Mein FA hat mir (schon damals direkt nach der Thrombose) als ich ihn auf das Fehlgeburt-Risiko angesprochen habe (habe auch Faktor V Leiden homozygot) gesagt, ich solle mir um Himmels Willen nicht so viele Gedanken darum machen. Wenn man von Anfang an Heparin spritzt ist das Risiko wohl nicht viel höher als bei einer Schwangeren die diese Gerinnungsstörung nicht hat. Trotzdem hat man natürlich Angst. Es gibt hier im Foum aber auch recht viele positive BErichte über genau diese Thema, und das macht mir Mut. Versuche das Negative auszuschalten, konzentriere Dich auf Dich und Dein Baby, spritze regelmäßig Dein Heparin. Ich weiß, das ist alles leicht gesagt und wer weiß wie es mir geht wenn ich dann schwanger bin, aber wir müssen uns an das Positive halten. Bist Du an einer Gerinnungsmbulanz gewesen wegen der Beratung? Die Ärzte dort kennen sich mit der Problematik am besten aus, das Heparin muss in ausreichender Menge gespritzt werden.

Darf ich Dich fragen, wie lange Du nach Absetzen des MArcumars mit dem schwanger werden gewartet hast? Die Meinungen dazu sind wohl sehr unteschiedlich. Mein Mann und ich haben aber beschlossen uns an die 3 Monate zu halten. Einfach um sicher zu sein.

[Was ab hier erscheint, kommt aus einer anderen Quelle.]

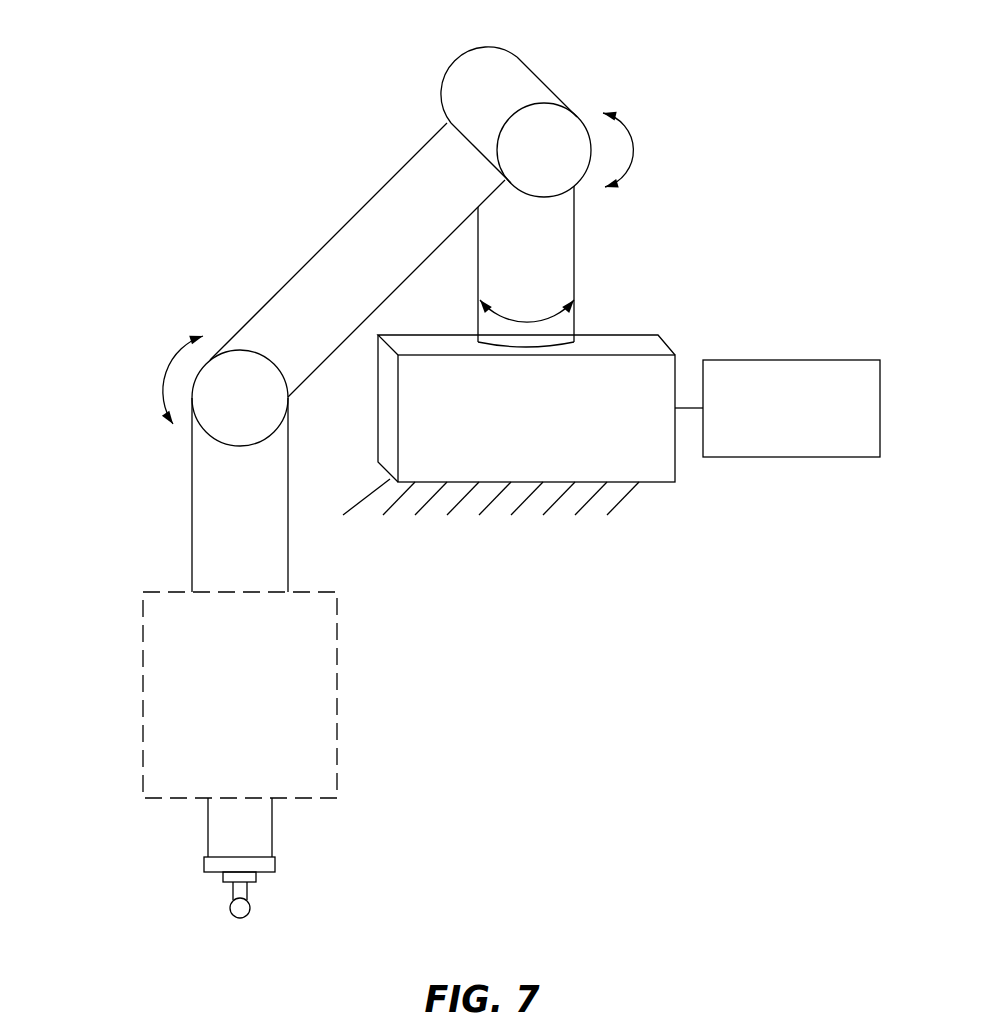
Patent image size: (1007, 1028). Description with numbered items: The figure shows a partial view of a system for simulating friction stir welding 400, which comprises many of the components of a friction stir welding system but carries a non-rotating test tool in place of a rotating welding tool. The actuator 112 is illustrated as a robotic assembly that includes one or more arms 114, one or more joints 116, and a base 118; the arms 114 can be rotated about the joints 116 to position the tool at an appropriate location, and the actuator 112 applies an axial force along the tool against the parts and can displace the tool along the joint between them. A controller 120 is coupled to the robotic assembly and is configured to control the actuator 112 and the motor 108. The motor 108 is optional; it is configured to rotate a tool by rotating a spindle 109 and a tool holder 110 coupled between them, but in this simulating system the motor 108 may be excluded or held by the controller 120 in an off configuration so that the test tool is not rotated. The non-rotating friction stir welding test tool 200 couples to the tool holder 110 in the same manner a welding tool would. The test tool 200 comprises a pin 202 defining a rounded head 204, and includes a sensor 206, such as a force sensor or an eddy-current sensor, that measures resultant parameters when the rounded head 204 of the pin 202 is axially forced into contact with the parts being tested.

The system for simulating friction stir welding 400 is at (443, 488).
The actuator 112 is at (351, 260).
The arms 114 is at (387, 389).
The joints 116 is at (406, 235).
The base 118 is at (570, 446).
The controller 120 is at (777, 378).
The motor 108 is at (188, 695).
The spindle 109 is at (165, 827).
The tool holder 110 is at (188, 859).
The non-rotating friction stir welding test tool 200 is at (236, 912).
The sensor 206 is at (182, 887).
The pin 202 is at (192, 904).
The rounded head 204 is at (199, 925).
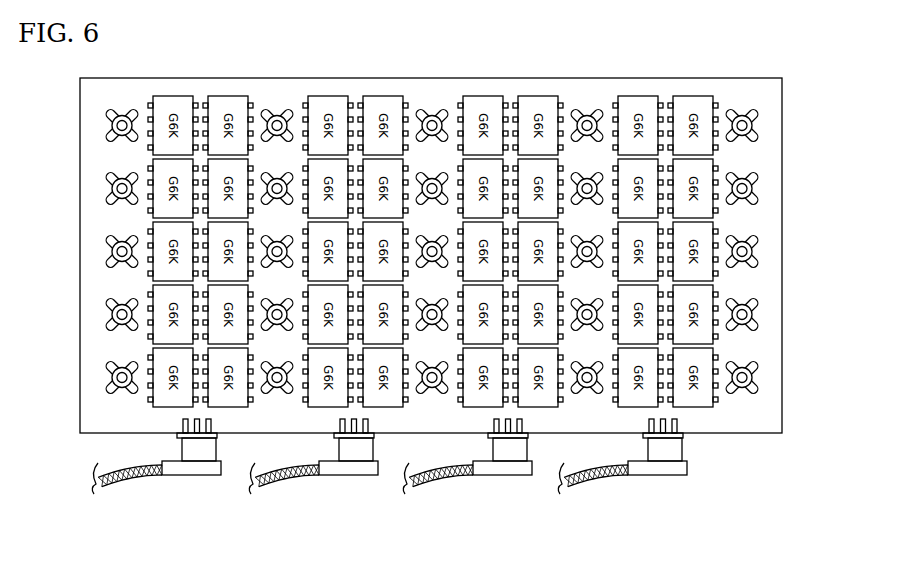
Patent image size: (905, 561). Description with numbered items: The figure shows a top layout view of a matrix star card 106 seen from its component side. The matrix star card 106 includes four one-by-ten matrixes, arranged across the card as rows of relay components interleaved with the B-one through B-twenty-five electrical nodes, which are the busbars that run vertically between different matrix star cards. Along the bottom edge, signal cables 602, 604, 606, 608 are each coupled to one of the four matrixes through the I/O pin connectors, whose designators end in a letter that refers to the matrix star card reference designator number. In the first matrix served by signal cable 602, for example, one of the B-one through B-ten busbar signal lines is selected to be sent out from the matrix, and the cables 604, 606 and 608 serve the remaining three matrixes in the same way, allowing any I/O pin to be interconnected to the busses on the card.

Ich wünsche Dir und Deinem Kleinen alles alles Gute, und wer weiß vielleicht "treffen" wir uns ja bald hier im Schwangeren-Forum.

Liebe Grüße

ycvenxno


hallo saba71,

danke für die schnelle antwort. bin froh, dass ich nicht alleine bin. bin seit einem halben jahr in der blutgerinnungssprechstunde der charite´. seit drei monaten spritze ich heparin und wie gesagt, nach einem viertel jahr ohne falithrom hats beim ersten versuch geklappt. und dadurch, dass wir darauf hingearbeitet haben, habe ich natürlich auf die kleinsten anzeichen gehört. habe morgen ein termin beim hämmatologen, und der wird mir sicher noch mehr sagen können.

auch wenn die zeit unerträglich ist, ein viertel jahr zu warten, kann ich dir nur den tip geben. die zeit vergeht so schnell und ehe du dich versiehst bist du wahrscheinlich schon schwanger, so wie ich.

also alles gute für dich und danke !!!!!!

liebe grüße yvenno

Sbtin4a0810x98


Schwanger trotz Thrombosen

Auch in mußte in meinen beiden SS Spritzen.

Allerdings war in der 1. SS die Spritzen zu spät verordnet wurden, deshalb thrombosen und in der 2. SS die Spritzen zu niedrig dossiert, auch Thrombosen.

Auch im Wochenbett wieder zu niedrig, auch wieder Thrombosen.

Ist sehr wichtig, daß die "Bauchspritzen" richtig (nach Körpergewicht!!!) dossiert werden.

LG und alles Gute!

yzvennxo


@Stina081098

hallo, wollte mal wissen ob deine schwangerschaften ansonsten problemlos verlaufen sind.? zähltest du unter risikoschwangerschaft?

liebe grüße

S5tina0^81x098


yvenno

ja klar, zählte direkt unter Risikoschwangerschaft, da ich vor der 1. SS schon 2 Thrombosen hatte.

Bei der 1. Geburt, die dauerte 36 Stunden, da bekam ich eine PDA, das Kind war Sternengucker, aber Kaiserschnitt konnte wegen meiner Venenumgehungswege nicht gemacht werden.

Bei der 2. Geburt bekam ich keine PDA weil dies dem Anästesist zu gefährlich unter Heparin war.